現在お酒は4区分されています。その区分ごとにさらに分かれていて、税金の額もバラバラで煩雑です。この4区分というのは、ビール類、日本酒・ワインなどの醸造酒、それからウイスキー・焼酎などの蒸留酒。そしてその他、に分けられています。今回政府は、バラバラの税額を4つの区分ごとに同じにして公平にしようとしています。お酒の税額は店頭価格に即、跳ね返ります。昨年、税額が低い発泡酒や第3のビールなどの税額が、ビールに近づいて、企業が研究開発した成果が文字通り水の泡になったことは、皆さんの記憶に新しいですよね?今回の改正は、酒税全体の税収は変わらないので、高級なお酒が減税になっても安いお酒が増税になりますので、庶民にとっては痛いですね。一度に変更される訳ではなく、10年かけて段階的に変えていきます。ビール系は、まず3年後。次は6年後。最後は2026年、と、3段階で変えていくことになっています。

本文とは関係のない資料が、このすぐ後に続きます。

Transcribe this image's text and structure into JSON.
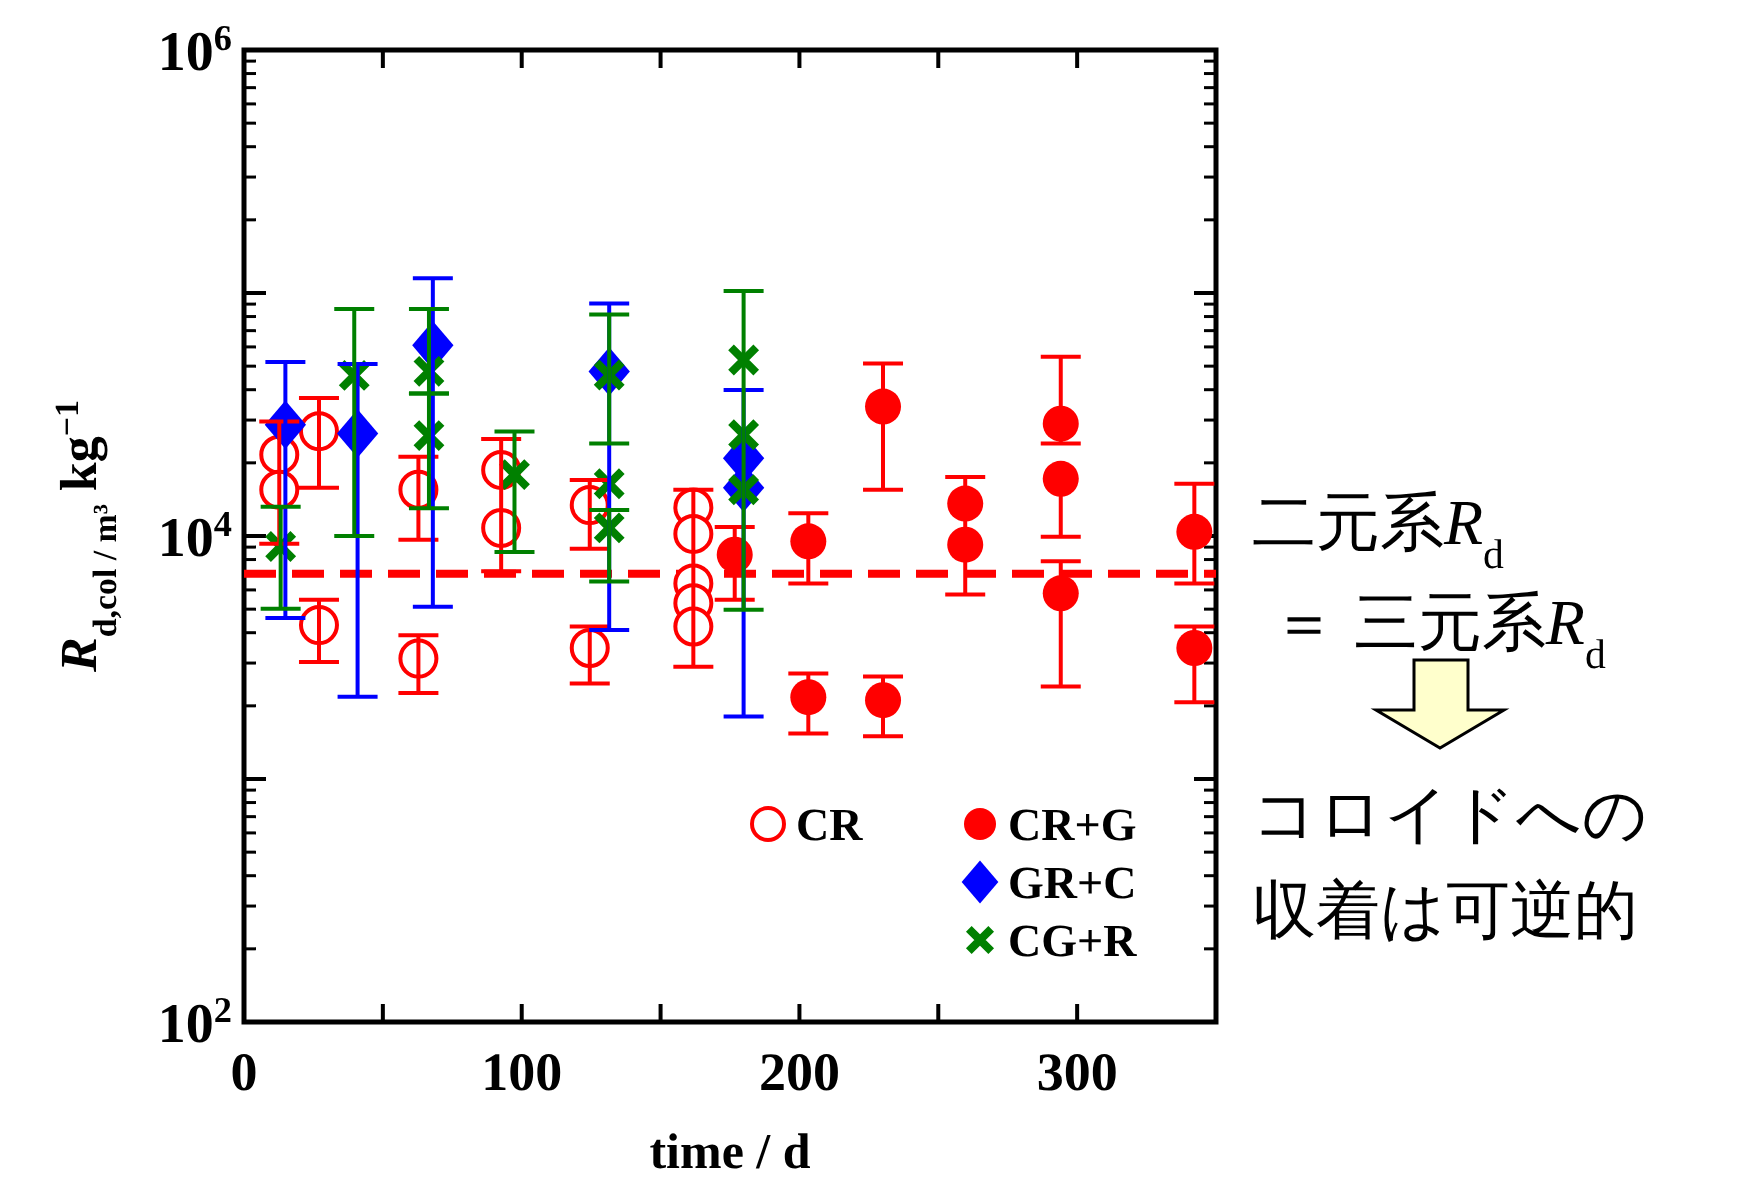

JK 現状はどうなっているのかと言いますと、350ミリリットルの缶ビールには、税金が、77円。発泡酒には、47円。第3のビールには、28円、含まれています。これをですね、、、「55円程度」に統一する、という狙いがあるようなんです。メーカーにも負担が大きい、ということで、時間をかけて変更していく、ということなんですが。ということは、発泡酒や第3のビールは値上がりするかもしれませんがビールは、安くなる可能性も秘められている、ということですよね。このあたり、みなさんは、どう感じられるでしょうか?ただ、「ビール」に関して見ると、海外では、安く売られています。これは、その国の、お酒の税のシステムが影響しているのでしょうか?

国外には、アルコール度数が高くなるほど、税額が正比例して高くなる、というわかりやすい国もあります。マレーシアでは昨年3月にお酒の物品税について、そのような改正がありました。アルコールが禁じられている国では、アルコール自体が高いのは当然ですが、日本のビールは42.2%が税金です。これはドイツの約20倍、アメリカの約10倍と、先進国の中では高い方ですね。ところで、酒税はメーカーが払うもので、実質的な負担者はアルコールを飲んだ方ですが、飲んだ人が直接払う税金ではありません。「お酒をたくさん飲んで国の税収に貢献するんだ!」というのは止めましょう。皆さんくれぐれも、お酒は適量になさってください。

JK え?日本のビールの税率は、アメリカの10倍、ドイツに20倍?!こうした背景も、税制改正の理由なのかもしれません。そして、「お酒は適量に」。コメント、ありがとうございます!東京税理士会の三森れい子さんでした。